The Telecommunications Act of 1996 divides communication services into two distinct categories, Title I and Title II. Verizon rightly worried that the Order would impose the onerous common carrier style regulation of Title II on Internet providers, even though they are currently governed under Title I as information services. The court agreed with the company, stating that “the Commission has chosen to classify broadband providers in a manner that exempts them from treatment as common carriers,” and so, “the Communications Act expressly prohibits the Commission from nonetheless regulating them as such.” The court did allow the third section of the order to stand. Companies will now be required to disclose network management practices, performance characteristics, and terms and conditions of their broadband services.
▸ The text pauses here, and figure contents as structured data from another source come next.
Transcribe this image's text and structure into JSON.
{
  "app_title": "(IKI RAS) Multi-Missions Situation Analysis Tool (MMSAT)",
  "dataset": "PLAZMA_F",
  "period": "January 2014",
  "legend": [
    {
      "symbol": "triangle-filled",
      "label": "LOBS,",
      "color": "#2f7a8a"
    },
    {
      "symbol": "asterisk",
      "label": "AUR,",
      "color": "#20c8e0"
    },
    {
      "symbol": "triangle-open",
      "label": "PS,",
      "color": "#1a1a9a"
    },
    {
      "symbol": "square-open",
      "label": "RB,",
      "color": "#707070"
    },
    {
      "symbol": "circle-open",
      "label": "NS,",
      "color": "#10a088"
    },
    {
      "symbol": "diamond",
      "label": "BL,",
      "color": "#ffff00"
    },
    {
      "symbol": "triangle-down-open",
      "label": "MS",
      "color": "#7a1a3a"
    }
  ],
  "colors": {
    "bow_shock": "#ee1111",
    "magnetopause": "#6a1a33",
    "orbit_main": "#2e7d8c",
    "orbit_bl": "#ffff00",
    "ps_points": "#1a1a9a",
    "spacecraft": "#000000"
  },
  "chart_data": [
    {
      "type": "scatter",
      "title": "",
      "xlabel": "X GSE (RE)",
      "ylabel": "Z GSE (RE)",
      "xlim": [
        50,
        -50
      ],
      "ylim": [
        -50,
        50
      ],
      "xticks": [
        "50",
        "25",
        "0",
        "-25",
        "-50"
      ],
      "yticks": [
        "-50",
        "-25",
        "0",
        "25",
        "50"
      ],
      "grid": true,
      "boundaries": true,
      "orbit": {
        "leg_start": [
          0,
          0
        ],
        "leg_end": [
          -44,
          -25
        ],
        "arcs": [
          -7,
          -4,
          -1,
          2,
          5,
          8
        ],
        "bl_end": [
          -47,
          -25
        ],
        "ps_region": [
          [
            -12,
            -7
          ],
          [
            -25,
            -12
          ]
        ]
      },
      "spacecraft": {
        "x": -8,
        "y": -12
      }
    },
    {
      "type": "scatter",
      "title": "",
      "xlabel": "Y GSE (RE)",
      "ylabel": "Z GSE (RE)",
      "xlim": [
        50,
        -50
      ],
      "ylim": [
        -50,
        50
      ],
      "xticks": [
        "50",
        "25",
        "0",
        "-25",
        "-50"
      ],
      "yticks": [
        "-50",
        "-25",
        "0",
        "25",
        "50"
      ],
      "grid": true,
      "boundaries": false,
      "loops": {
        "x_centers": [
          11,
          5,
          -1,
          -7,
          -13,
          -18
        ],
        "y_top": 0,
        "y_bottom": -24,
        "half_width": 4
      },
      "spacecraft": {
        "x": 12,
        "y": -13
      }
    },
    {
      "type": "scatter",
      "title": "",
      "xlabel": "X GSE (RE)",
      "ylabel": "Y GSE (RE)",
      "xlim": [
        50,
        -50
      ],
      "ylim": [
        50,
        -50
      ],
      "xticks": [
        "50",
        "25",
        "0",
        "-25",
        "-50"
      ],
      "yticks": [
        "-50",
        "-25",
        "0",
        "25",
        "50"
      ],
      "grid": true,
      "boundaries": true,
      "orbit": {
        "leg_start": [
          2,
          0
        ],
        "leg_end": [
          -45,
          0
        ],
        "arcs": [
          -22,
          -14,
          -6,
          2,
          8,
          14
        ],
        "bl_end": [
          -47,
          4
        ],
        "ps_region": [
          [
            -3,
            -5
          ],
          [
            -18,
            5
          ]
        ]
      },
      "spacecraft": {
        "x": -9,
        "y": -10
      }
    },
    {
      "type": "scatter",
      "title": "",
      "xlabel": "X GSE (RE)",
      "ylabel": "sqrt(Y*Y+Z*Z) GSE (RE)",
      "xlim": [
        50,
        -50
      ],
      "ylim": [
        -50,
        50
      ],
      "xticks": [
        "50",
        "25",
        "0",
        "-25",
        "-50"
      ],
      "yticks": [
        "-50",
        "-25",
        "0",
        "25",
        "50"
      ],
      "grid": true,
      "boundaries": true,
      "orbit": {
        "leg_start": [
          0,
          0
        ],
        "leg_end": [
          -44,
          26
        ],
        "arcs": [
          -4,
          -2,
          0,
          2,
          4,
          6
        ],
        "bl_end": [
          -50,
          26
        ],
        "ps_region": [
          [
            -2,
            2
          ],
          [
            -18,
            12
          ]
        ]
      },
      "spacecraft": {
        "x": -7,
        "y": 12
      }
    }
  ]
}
This decision is by far the most muddied outcome possible. FCC Chairman Tom Wheeler recently gave strong indications that he’d fight for net neutrality in the courtroom, saying “This is why it’s essential that the FCC continue to maintain an Open Internet and maintain the legal ability to intervene promptly and effectively in the event of aggravated circumstances.” In today’s ruling, the D.C. Court of Appeals affirmed the FCC’s power to govern Internet traffic, but stripped them of the no blocking and no discrimination rules.

What’s next for this stalemate? If the public took up the mantle and made it an important topic, Congress could pass new legislation giving the FCC express authority to regulate in the name of network neutrality, but at least ten previous attempts at a legislative fix have failed. The Commission could try again with a different set of rules, emboldened with this ruling, but that would result in another protracted series of court cases. Another path to codifying network neutrality is reclassification. Yet, this move too would face intense political scrutiny and court challenges.

The best outcome for consumers and for the public is if the FCC lets this one go. Far too much political capital has been expended already on the issue. Instead of pursuing this issue, the FCC needs to push spectrum auctions, ensure a smooth transition to all IP networks, and clean up its own house. Besides, as the Energy and Commerce Committee considers an update to the Telecommunications Act, this issue will surely rear its ugly head again. The  D.C. Circuit Court of Appeals just handed the FCC broad power over the Internet and an exit to this morass. The Commission should realize this and move on.